Sure, a number of the above links are geared towards programmers and related geeks, but my readers are probably nose-in-book types and can therefore appreciate them just the same. 

Do you have ideas about getting and staying organized at work, school, or home? 

super sexy wednesday

Posted in tips,tools by Rae on 10 May 2006

I've collected a number of miscellaneous links of possible interest to graduate students and researchers, so I've created "super sexy wednesday" as a platform for sharing those links. I'll do this every week.


Most researchers are probably familiar with Google Scholar, and Microsoft recently unveiled their Live Academic Search. Elsa Wenzel offers a quick comparison of the two here.The New York Times published an article today on Microsoft and Google's apparent collision course: Microsoft and Google Grapple for Supremacy as Stakes Escalate. (via Open Access News)


Announcing the official Inside Google Book Search blog.
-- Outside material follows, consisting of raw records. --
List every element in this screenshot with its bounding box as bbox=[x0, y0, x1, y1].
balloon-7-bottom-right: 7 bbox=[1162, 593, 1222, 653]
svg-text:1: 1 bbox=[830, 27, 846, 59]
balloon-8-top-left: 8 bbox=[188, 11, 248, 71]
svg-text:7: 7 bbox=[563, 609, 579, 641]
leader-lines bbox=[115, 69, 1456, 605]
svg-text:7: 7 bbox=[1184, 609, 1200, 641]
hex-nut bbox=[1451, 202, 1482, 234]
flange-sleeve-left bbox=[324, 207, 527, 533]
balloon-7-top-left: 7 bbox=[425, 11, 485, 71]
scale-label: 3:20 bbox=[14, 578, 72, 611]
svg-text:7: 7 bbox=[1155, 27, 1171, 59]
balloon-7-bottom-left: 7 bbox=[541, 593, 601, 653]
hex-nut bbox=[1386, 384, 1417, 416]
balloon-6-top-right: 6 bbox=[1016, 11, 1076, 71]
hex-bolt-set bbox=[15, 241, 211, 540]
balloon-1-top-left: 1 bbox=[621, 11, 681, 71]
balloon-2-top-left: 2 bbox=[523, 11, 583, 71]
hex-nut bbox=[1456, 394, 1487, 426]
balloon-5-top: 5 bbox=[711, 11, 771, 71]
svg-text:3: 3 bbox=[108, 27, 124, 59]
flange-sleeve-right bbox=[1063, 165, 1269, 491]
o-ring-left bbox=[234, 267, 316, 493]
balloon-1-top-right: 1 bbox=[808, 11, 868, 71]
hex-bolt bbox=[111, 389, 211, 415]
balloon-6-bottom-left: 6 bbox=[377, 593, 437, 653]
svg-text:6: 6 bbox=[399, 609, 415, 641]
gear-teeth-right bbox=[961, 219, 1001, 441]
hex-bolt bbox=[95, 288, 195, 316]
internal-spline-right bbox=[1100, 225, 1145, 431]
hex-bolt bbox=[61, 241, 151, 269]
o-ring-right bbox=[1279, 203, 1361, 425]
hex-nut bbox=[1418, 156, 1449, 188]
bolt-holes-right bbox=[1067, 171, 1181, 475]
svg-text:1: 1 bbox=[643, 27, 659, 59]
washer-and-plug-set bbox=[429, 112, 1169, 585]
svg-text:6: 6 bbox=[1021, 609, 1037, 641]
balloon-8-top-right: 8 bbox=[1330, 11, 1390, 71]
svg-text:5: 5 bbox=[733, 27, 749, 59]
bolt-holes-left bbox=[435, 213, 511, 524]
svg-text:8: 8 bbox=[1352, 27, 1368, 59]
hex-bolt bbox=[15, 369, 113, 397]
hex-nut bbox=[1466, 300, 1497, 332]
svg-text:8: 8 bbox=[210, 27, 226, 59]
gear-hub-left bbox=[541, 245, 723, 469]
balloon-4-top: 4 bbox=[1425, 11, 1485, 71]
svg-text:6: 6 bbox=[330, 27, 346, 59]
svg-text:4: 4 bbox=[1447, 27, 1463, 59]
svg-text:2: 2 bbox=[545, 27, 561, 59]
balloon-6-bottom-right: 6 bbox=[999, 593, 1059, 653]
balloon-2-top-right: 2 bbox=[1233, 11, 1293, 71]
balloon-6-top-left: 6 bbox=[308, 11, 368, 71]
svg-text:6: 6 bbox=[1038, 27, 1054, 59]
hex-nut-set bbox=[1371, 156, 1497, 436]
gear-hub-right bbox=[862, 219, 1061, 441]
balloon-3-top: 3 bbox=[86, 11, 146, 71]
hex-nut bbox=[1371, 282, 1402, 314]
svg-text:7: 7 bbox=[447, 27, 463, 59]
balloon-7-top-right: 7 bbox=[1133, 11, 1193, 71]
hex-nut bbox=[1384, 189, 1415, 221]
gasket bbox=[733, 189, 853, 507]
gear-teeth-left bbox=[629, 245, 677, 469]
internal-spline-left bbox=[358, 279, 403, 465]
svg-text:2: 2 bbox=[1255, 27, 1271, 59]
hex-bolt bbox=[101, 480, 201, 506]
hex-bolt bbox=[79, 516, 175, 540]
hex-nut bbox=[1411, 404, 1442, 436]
You've probably heard about the Cornyn-Lieberman Bill. If not, it' a proposed bill that would make federally-funded research into open access research. I see it as aiding the intellectual and research community, but not everyone's enthusiastic. The Association of American Publishers issued their protest yesterday. Click here to read more about it and what open access proponents are saying in response to the publishers' concerns.


The Chronicle has a piece on the problems posed by multimedia dissertations. My project is a plain, ol' words on paper kinda thesis, so this is not a problem I'm facing. Still, it's food for thought.


Tomorrow's Professor Blog has a useful post that

looks at some practical suggestions for choosing the right dissertation topic in the humanities and social sciences. It is from Chapter 4 Finishing the Doctoral Degree in a Timely Fashion: The Dissertation as a Key Factor in the Humanities and Social Sciences, by Cynthia Verba, in Scholarly Pursuits: A Guide to Professional Development During the Graduate Years.

Check it out.


A possibly handy tool for grad students: ExpressPDF lets you convert online Word, Excel, web pages to PDF for free.

(via Library Stuff)


The 5th edition of A Pocket Guide to Writing in History by Mary Lynn Rampolla will be released in July.